Dans un paysage mondial marqué par la fragmentation géopolitique, les tensions commerciales et la réorganisation des chaînes de valeur, le Mexique dispose d'un atout décisif : sa situation géographique stratégique et son approche inclusive. Nous faisons partie de l'Amérique du Nord, conservons nos racines atlantiques et tissons des liens de plus en plus étroits avec l'Asie. Transformer cette situation géographique en un projet national de transformation inclusive exige vision, responsabilité et un nouveau pacte de coexistence qui transforme la diversité politique en force démocratique, et non en fracture paralysante.

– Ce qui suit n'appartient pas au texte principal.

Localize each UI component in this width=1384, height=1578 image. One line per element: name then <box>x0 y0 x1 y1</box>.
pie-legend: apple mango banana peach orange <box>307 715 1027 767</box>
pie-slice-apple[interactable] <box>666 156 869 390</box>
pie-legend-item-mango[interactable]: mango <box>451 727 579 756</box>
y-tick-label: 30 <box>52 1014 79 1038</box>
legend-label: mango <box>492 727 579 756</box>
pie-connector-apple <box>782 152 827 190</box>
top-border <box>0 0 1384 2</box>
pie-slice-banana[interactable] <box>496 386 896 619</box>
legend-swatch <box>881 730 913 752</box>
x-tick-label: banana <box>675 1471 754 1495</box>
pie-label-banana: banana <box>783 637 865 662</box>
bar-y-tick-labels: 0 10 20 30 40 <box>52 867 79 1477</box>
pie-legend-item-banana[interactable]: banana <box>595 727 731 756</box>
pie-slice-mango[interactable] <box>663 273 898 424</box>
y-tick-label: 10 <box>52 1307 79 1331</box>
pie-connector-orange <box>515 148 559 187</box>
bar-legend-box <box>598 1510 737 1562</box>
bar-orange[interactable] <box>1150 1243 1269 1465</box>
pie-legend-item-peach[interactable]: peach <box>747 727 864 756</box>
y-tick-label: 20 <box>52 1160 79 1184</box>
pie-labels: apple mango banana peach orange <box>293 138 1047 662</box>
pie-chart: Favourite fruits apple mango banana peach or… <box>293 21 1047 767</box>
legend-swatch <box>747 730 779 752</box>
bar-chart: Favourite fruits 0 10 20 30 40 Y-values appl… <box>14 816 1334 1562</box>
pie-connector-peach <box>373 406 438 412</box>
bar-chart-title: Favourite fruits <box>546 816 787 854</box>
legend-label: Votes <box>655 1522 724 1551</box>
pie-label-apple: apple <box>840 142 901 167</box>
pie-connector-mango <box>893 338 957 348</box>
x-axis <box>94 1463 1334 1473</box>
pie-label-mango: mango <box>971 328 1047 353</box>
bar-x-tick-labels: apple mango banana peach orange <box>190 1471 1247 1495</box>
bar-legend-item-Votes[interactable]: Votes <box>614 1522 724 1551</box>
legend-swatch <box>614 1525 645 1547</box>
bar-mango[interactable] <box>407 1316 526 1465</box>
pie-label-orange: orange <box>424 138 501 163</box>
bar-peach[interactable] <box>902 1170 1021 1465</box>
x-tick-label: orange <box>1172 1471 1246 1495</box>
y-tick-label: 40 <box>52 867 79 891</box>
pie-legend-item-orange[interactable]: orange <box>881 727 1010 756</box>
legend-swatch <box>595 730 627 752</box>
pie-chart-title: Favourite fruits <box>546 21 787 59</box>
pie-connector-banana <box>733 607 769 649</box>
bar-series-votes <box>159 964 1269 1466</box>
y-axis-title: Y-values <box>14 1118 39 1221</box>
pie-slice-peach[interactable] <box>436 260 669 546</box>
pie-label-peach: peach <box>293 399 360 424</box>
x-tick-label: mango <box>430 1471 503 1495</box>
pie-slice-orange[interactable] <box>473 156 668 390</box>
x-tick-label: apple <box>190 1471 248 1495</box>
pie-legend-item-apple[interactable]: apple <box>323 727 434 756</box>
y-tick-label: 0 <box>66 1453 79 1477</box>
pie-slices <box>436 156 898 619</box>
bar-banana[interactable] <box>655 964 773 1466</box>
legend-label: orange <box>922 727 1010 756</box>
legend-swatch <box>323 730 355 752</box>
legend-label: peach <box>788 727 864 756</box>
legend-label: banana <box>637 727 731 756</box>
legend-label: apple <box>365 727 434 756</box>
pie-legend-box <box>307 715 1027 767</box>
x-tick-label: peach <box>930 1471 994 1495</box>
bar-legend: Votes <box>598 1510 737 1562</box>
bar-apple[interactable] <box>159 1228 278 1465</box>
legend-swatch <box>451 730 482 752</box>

C'est un moment qui exige de l'audace. Nous devons accélérer le rythme, moderniser nos processus et adopter une éthique publique fondée sur la concurrence, la légalité et l'intégrité. Nos entreprises doivent être plus résilientes et innovantes ; nos familles, plus conscientes et solidaires ; et nos institutions, plus efficaces et dignes de confiance.
Le Mexique n'est plus une nation enfermée dans son histoire. C'est un pays qui bouge, qui apprend, qui se projette. Si nous accompagnons cette ouverture d'un engagement résolu en faveur du renforcement institutionnel et de la qualité de l'action publique, nous pourrons traverser avec succès un monde incertain et instable. Il ne s'agit pas de perdre notre identité, mais de l'affirmer sur la scène internationale, avec identité, conviction et vision d'avenir.
L'histoire nous enseigne que l'isolement appauvrit, tandis qu'une ouverture bien gérée enrichit. Le Mexique a aujourd'hui l'occasion de le prouver.